Na mesma época, foi publicada a Lei n° 10.637/2002, que em seu artigo 27 prevê que a operação de comércio exterior realizada mediante recursos de terceiro presume-se por conta e ordem deste. Esta mesma lei também passou a prever o ilícito objeto deste artigo, a ocultação de terceiros nas operações de comércio exterior, inclusive nos casos de interposição fraudulenta de terceiros,posteriormente regulado pelo artigo 23, inciso V e §§ 1 a 4° do Decreto-Lei n° 1455/1976.
Art 23. Consideram-se dano ao Erário as infrações relativas às mercadorias:
V – estrangeiras ou nacionais, na importação ou na exportação, na hipótese de ocultação do sujeito passivo, do real vendedor, comprador ou de responsável pela operação, mediante fraude ou simulação, inclusive a interposição fraudulenta de terceiros.
§ 1° O dano ao erário decorrente das infrações previstas no caput deste artigo será punido com a pena de perdimento das mercadorias.
§ 2° Presume-se interposição fraudulenta na operação de comércio exterior a não-comprovação da origem, disponibilidade e transferência dos recursos empregados.

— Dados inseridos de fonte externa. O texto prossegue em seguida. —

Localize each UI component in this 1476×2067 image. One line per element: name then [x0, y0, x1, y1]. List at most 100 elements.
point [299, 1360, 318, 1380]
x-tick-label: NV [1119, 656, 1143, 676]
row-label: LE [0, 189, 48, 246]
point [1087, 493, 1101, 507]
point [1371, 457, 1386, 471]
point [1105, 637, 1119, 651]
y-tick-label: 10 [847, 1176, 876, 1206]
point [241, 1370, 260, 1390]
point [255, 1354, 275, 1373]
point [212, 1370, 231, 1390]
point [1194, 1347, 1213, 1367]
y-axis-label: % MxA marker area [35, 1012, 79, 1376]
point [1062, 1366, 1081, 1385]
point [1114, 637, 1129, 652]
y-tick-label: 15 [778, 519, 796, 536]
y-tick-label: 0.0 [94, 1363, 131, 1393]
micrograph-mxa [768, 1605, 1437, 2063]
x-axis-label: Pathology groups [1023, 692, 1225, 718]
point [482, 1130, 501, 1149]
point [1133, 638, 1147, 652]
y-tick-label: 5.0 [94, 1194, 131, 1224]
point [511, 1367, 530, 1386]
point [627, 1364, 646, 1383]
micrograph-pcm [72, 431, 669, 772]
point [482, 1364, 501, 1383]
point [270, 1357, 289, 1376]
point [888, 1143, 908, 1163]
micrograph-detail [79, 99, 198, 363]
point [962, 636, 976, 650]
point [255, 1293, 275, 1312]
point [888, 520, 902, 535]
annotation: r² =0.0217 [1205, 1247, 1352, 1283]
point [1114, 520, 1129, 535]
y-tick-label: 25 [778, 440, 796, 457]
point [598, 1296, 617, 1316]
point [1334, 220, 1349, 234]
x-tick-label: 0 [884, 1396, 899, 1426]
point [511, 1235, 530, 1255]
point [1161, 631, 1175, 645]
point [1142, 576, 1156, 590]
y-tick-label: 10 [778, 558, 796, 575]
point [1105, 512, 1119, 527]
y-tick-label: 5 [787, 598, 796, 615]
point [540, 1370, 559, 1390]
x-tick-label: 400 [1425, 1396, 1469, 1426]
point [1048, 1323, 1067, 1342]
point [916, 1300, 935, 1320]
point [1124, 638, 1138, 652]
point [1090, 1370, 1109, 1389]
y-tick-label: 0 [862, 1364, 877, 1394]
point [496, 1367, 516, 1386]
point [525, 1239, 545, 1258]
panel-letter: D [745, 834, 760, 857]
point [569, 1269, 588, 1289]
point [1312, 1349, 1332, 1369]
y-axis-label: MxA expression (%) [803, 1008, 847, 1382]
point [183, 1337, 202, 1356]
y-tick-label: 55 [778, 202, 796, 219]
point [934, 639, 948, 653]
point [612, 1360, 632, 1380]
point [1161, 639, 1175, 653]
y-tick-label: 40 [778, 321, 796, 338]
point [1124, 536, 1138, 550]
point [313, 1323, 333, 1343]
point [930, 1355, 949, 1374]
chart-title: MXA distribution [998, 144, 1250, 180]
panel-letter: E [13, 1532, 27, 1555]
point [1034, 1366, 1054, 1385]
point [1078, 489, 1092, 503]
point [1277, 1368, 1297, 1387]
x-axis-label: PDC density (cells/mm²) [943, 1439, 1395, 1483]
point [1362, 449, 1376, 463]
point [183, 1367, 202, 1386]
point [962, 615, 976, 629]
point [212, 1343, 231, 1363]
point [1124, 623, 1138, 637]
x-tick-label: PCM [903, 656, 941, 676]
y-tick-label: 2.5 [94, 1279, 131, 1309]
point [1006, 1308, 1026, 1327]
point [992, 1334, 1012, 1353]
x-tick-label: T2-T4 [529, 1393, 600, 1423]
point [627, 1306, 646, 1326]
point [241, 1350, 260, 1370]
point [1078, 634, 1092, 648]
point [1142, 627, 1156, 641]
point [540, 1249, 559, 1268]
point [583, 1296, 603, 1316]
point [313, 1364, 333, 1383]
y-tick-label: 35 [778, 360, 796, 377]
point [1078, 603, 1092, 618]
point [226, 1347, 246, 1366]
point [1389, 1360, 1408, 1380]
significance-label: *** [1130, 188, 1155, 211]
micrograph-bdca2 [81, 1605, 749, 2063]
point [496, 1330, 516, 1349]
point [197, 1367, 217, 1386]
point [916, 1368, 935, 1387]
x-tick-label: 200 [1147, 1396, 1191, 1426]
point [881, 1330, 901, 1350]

§ 3° As infrações previstas no caput serão punidas com multa equivalente ao valor aduaneiro da mercadoria, na importação, ou ao preço constante da respectiva nota fiscal ou documento equivalente, na exportação, quando a mercadoria não for localizada, ou tiver sido consumida ou revendida, observados o rito e as competências estabelecidos no Decreto n o 70.235, de 6 de março de 1972.
§ 4° O disposto no § 3° não impede a apreensão da mercadoria nos casos previstos no inciso I ou quando for proibida sua importação, consumo ou circulação no território nacional.
Além disso, a fim de coibir a presunção da interposição fraudulenta do § 2° do inciso V do artigo supratranscrito, o artigo 60 da Lei n° 10.637/2002 instituiu a penalidade de inaptidão do Cadastro Nacional de Pessoas Jurídicas, a quem não comprove a origem, disponibilidade e transferência dos recursos empregados. Tal medida tem sido utilizada pela Receita Federal indiscriminadamente, atingindo muitas empresas lícitas que são consideradas como laranja sem justificativas suficientes.
Dando sequência aos esforços no combate à fraude das operações de comércio exterior, resultando em uma segunda modalidade de importação, qual seja, a importação por conta e ordem de terceiros.
Assim, ou a empresa realizava a importação para si própria (importação direta) ou contratava um terceiro, prestador de serviço, para lidar com os trâmites aduaneiros de importação que seria financiada pelo próprio adquirente da mercadoria.
Posteriormente, mais uma modalidade de importação foi criada, a chamada “importação por encomenda”, definida pela Lei n° 11281/2006, que, em síntese, é aquela em que o importador adquire, com seus próprios recursos, a propriedade da mercadoria importada, que, uma vez nacionalizada, são revendidas ao encomendante predeterminado.